Greig’s eyebrows seemed to float from his head with boredom.

‘Isn’t Salazar dead yet?’ he asked.

‘No, but still
hors de combat.

‘That man’s driving his country back to the Middle Ages,’ he said. ‘A thousand miles from his hospital bed there’ve been students rioting in the streets of Paris. The whole of European youth is on the move. We’re in the middle of a cultural revolution while the Iberian Peninsula is in the hands of Edwardian stiffs, throwing money away on empire and grinding their people down into some preindustrial slavery. They’ll never recover. Sorry, Anne, I’m ranting…nothing like a good rail against our old fascist friends.’

‘It’s Andrea now…I wrote to you.’

‘Yes, yes, of course it is. What’s all that about?’

‘I was a field agent for the Secret Intelligence Services in Lisbon during the war.’

‘My God.’

‘For some complicated reasons and a smattering of political embarrassment I had to get married under my cover
name, which I was stuck with for twenty-four years until last month. Now I’m starting again. A clean slate for Andrea Aspinall.’

She was surprised to find Greig impressed. Bletchley Park hadn’t perhaps had the kudos of action in the field. Cracking Enigma didn’t have the dashing image. The keenness she’d seen in their first interview returned to his eyes, nailing her to the bed she was sitting on, did something strange to the muscles in her thighs.

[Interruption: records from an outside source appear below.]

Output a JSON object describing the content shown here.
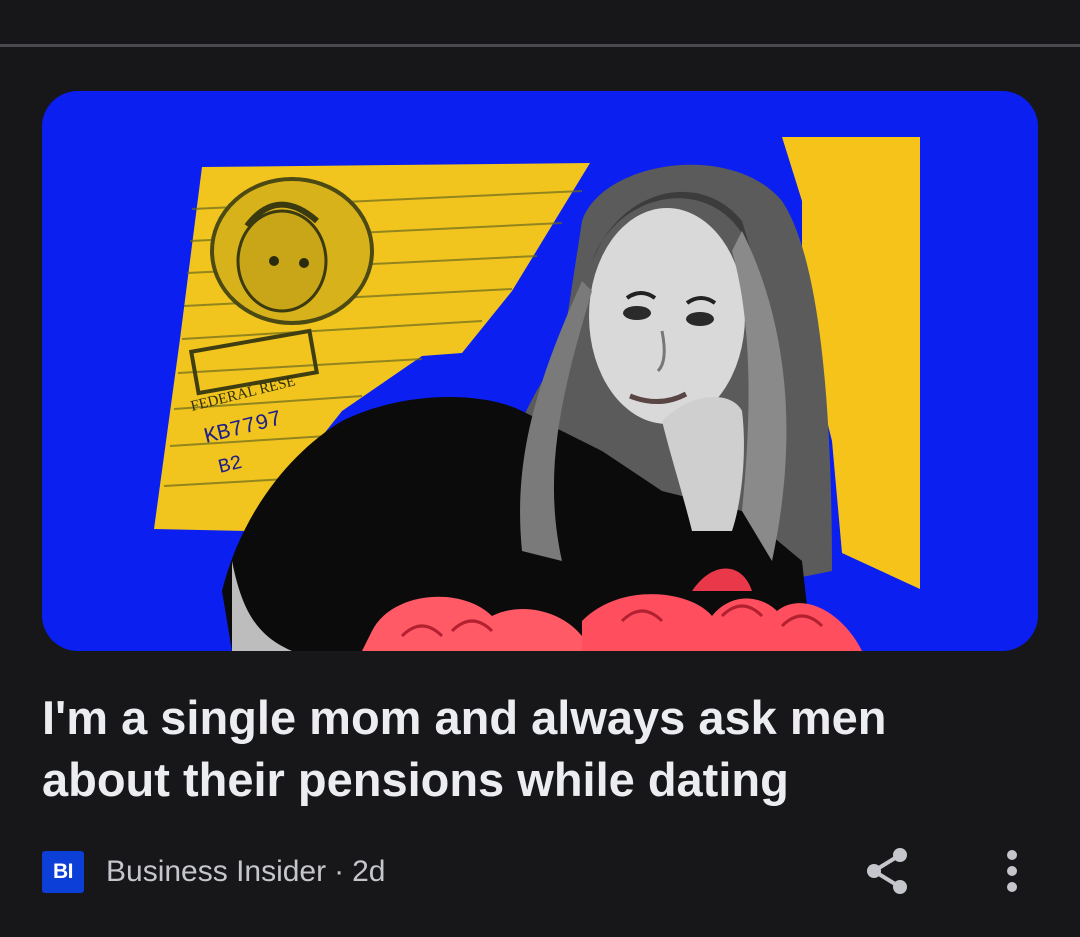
{
  "article": {
    "headline": "I'm a single mom and always ask men about their pensions while dating",
    "source": "Business Insider",
    "separator": "·",
    "age": "2d",
    "logo_text": "BI",
    "thumbnail": {
      "bill_text": {
        "serial": "KB7797",
        "block": "B2",
        "bank": "FEDERAL RESE"
      }
    }
  },
  "icons": {
    "share": "share-icon",
    "more": "more-vert-icon"
  },
  "colors": {
    "background": "#17171a",
    "thumb_bg": "#0a1ff0",
    "accent_yellow": "#f6c31b",
    "logo_bg": "#0b3fd8"
  }
}
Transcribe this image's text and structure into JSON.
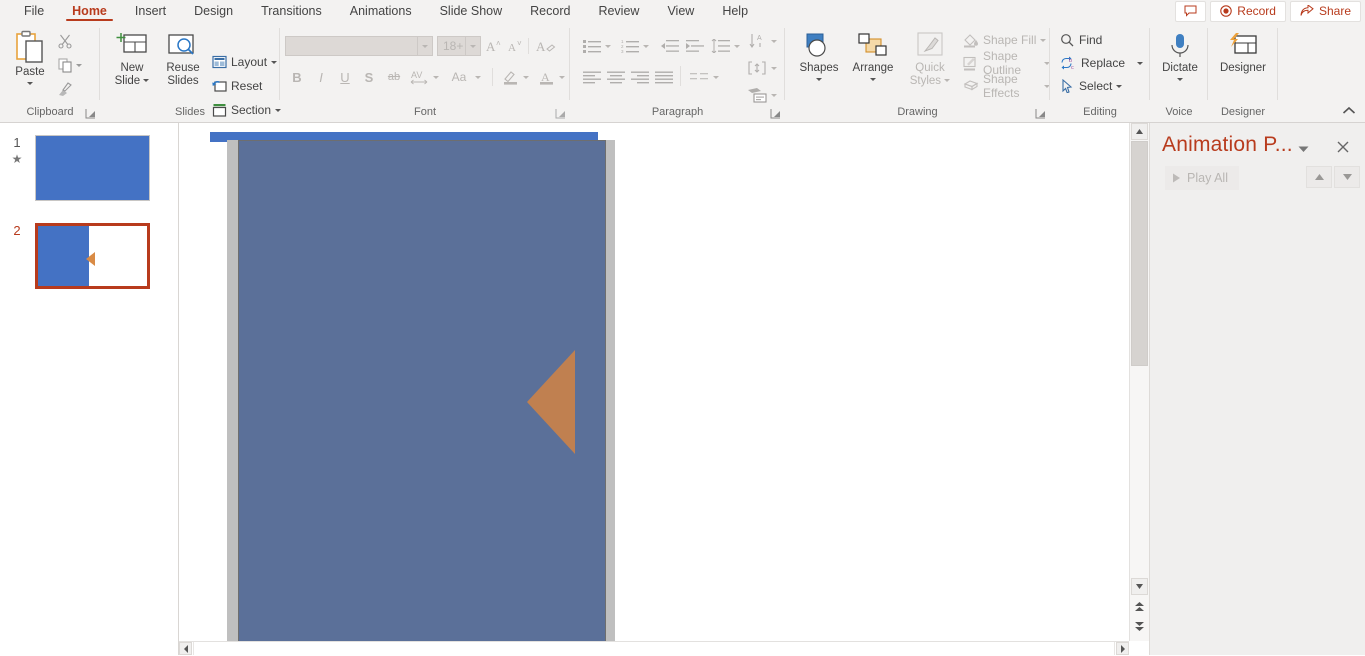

‘You’re lucky we don’t bother too much with proof of qualifications.’

‘You’re lucky I’m here at all,’ she said, playing to him now, hands reaching shakily for some self-confidence. ‘They wanted me for a job.’

‘They?’

‘The Company, as we call ourselves. The SIS. My mother worked for them, too. All her work cronies turned up at her funeral. Some of them I knew from the forties in Lisbon. They were looking for staff.’